STRUCTURAL DISSONANCE BETWEEN UNIVERSITY TOURISM EDUCATION AND EMERGING DEMANDS IN THE POST-PANDEMIC TOURISM MARKET
DOI:
https://doi.org/10.1590/SciELOPreprints.16254Keywords:
Higher education, tourism, life skills, employmentAbstract
The rapid transformation of tourism after the pandemic exposed deep structural tensions between university training and the real demands of the labor market. These tensions were especially clear in developing economies marked by institutional sclerosis. This study examined the structural dissonance between curriculum models in university tourism programs and the skills required by the tourism labor market in the post-pandemic context.

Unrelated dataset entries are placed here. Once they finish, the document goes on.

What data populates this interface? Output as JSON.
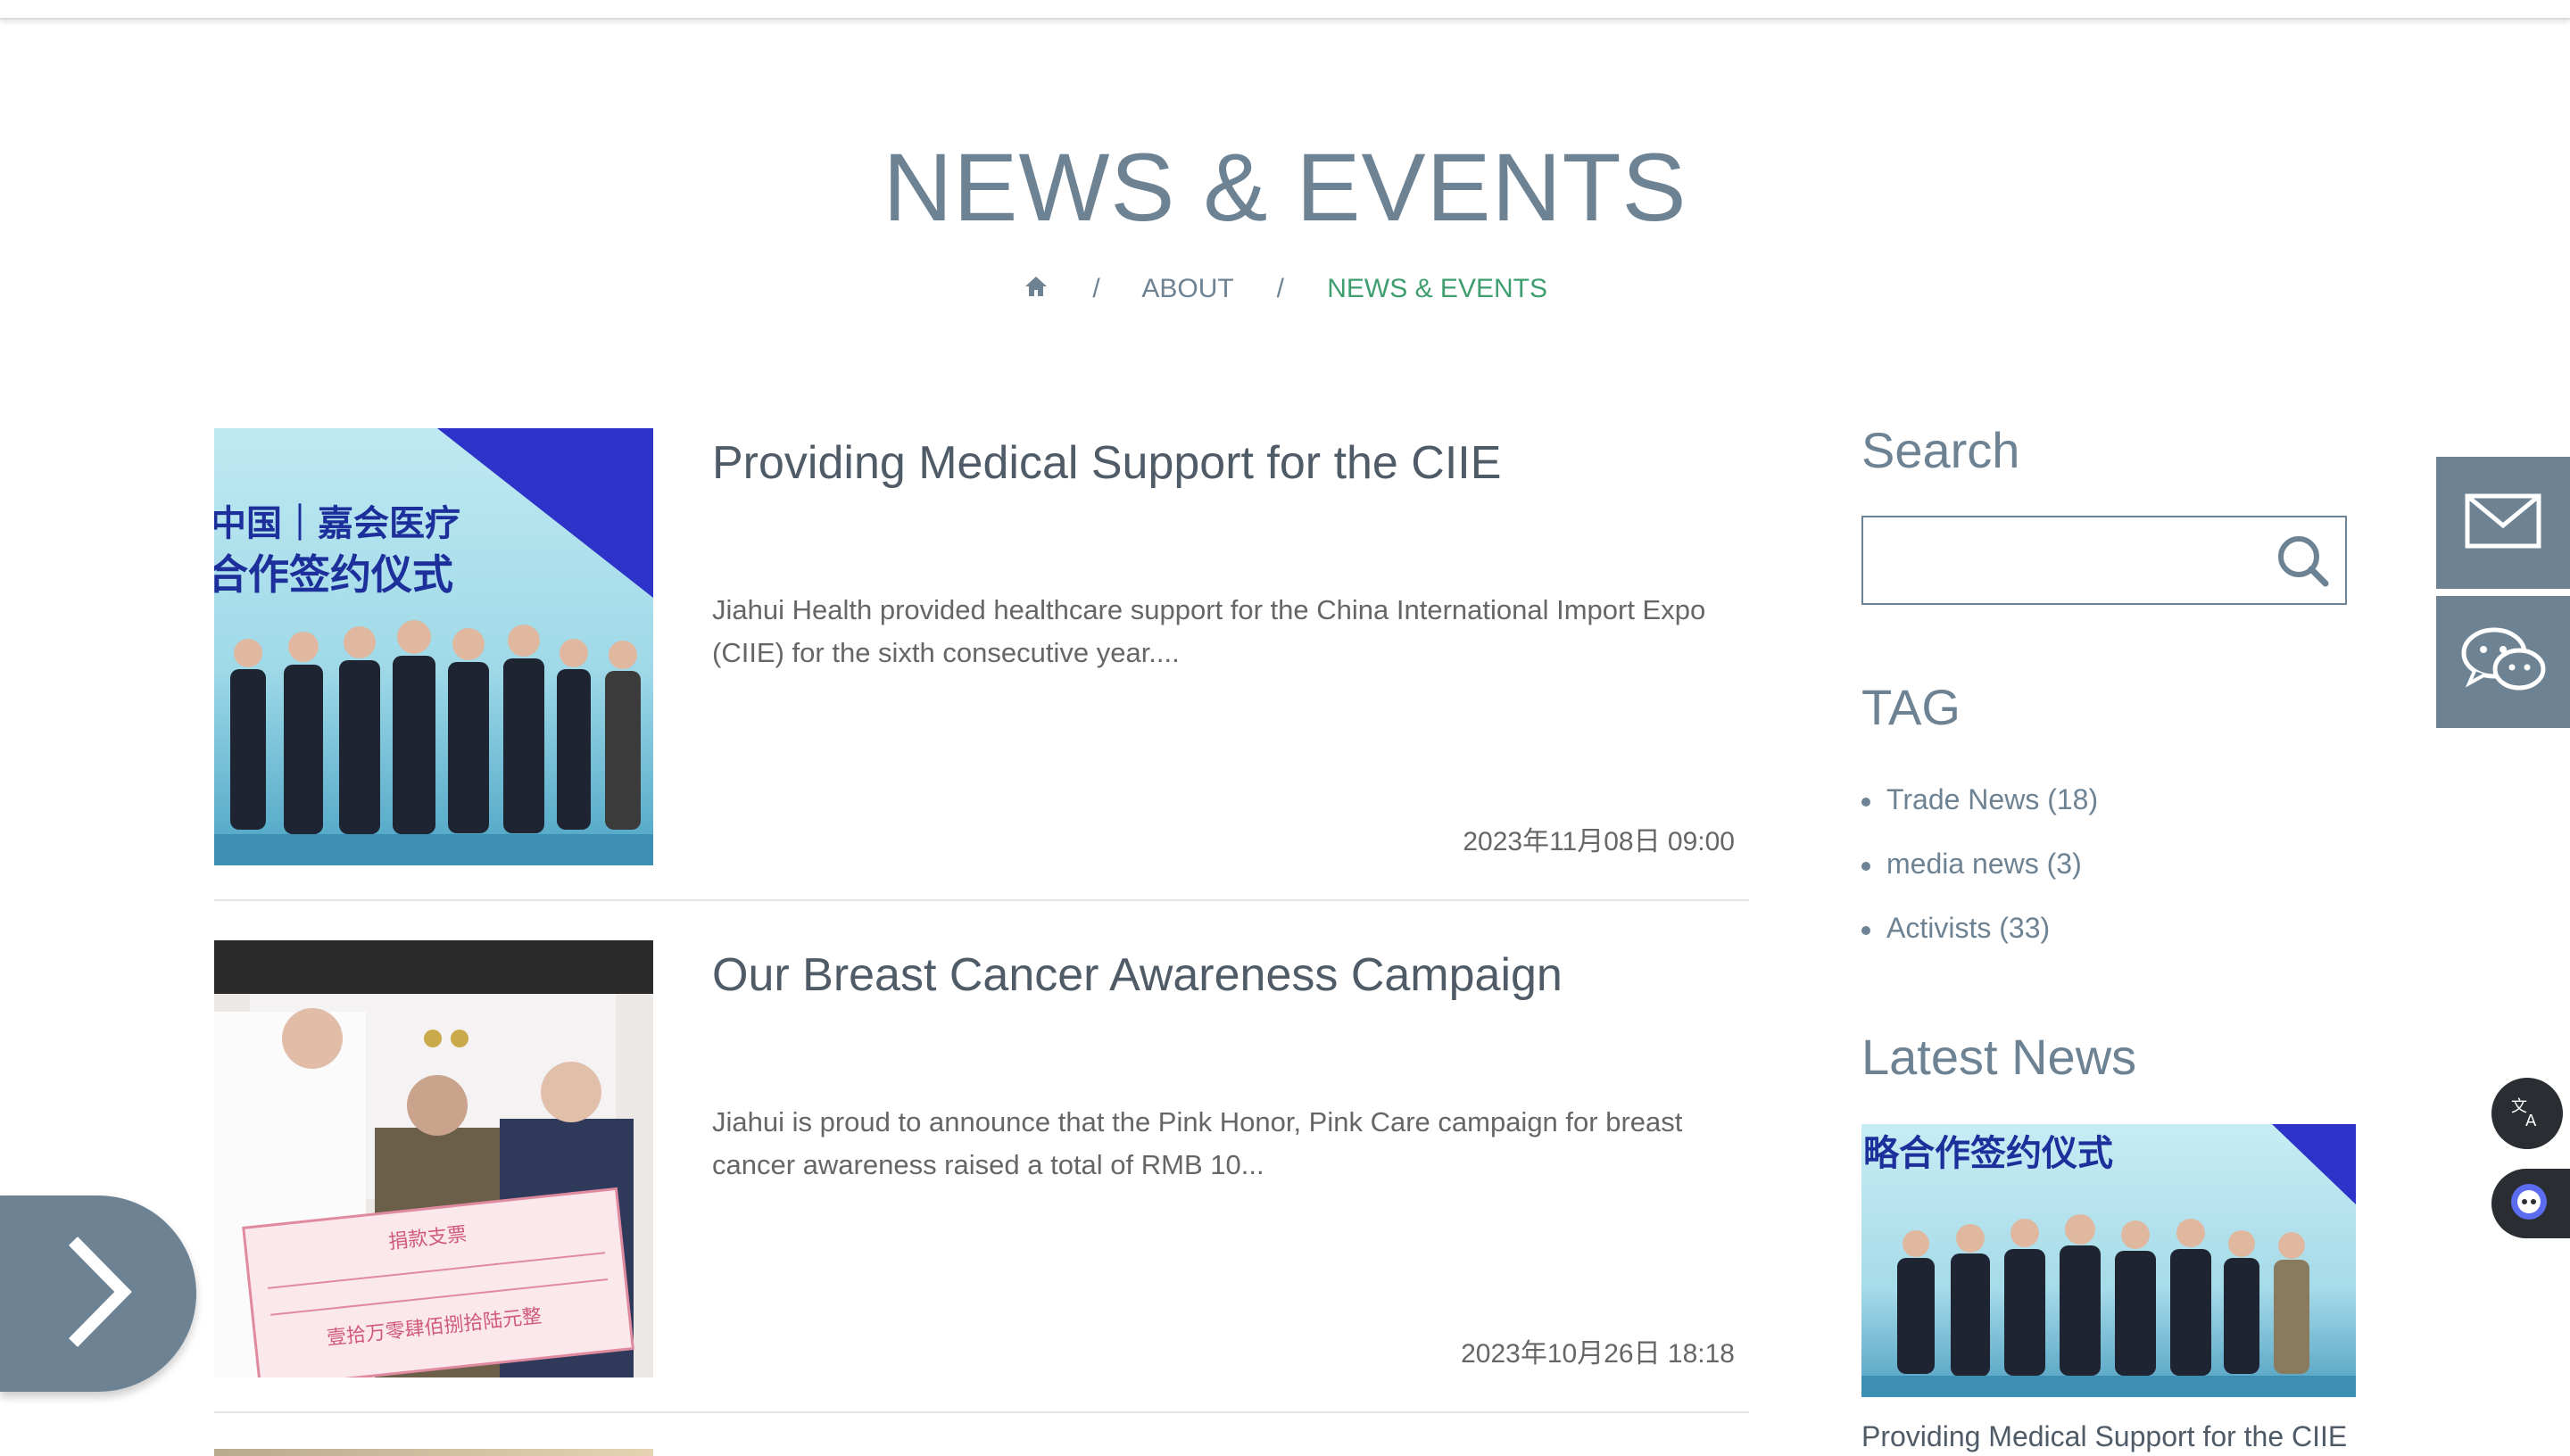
{
  "page": {
    "title": "NEWS & EVENTS"
  },
  "breadcrumb": {
    "home_icon": "home-icon",
    "separator": "/",
    "items": [
      "ABOUT",
      "NEWS & EVENTS"
    ]
  },
  "articles": [
    {
      "title": "Providing Medical Support for the CIIE",
      "summary": "Jiahui Health provided healthcare support for the China International Import Expo (CIIE) for the sixth consecutive year....",
      "date": "2023年11月08日 09:00",
      "image_text": [
        "中国｜嘉会医疗",
        "合作签约仪式"
      ]
    },
    {
      "title": "Our Breast Cancer Awareness Campaign",
      "summary": "Jiahui is proud to announce that the Pink Honor, Pink Care campaign for breast cancer awareness raised a total of RMB 10...",
      "date": "2023年10月26日 18:18",
      "image_text": [
        "捐款支票",
        "壹拾万零肆佰捌拾陆元整"
      ]
    }
  ],
  "sidebar": {
    "search_heading": "Search",
    "search_placeholder": "",
    "search_icon": "search-icon",
    "tag_heading": "TAG",
    "tags": [
      "Trade News (18)",
      "media news (3)",
      "Activists (33)"
    ],
    "latest_heading": "Latest News",
    "latest": {
      "caption": "Providing Medical Support for the CIIE",
      "image_text": "略合作签约仪式"
    }
  },
  "floating": {
    "mail_icon": "mail-icon",
    "wechat_icon": "wechat-icon",
    "translate_icon": "translate-icon",
    "assistant_icon": "assistant-icon",
    "next_icon": "chevron-right-icon"
  },
  "colors": {
    "accent": "#6d8293",
    "active": "#3f9e6f"
  }
}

The analysis focused on the departments of Tumbes, Piura, Lambayeque, La Libertad, and Cajamarca, Peru, during 2022–2025. A non-experimental, cross-sectional, descriptive-explanatory design was employed, using a mixed-methods approach grounded in organizational neo-institutionalism and Critical Education Theory. The sample was structured into three groups: 94 employers in the tourism sector, 102 university graduates, and 5 key informants. A questionnaire adapted from the SERVQUAL Model with a SERVQUAL gap scale and a semi-structured interview were applied, respectively. The quantitative analysis revealed negative and statistically significant competency gaps in the following dimensions: technological competencies (mean gap: –2.18), soft skills (–1.52), and strategic management (–1.60). Critical discourse analysis showed that institutions privileged bureaucratic institutional isomorphism over functional relevance, shaping a pedagogy of abdication that depleted human capital and undermined regional competitiveness.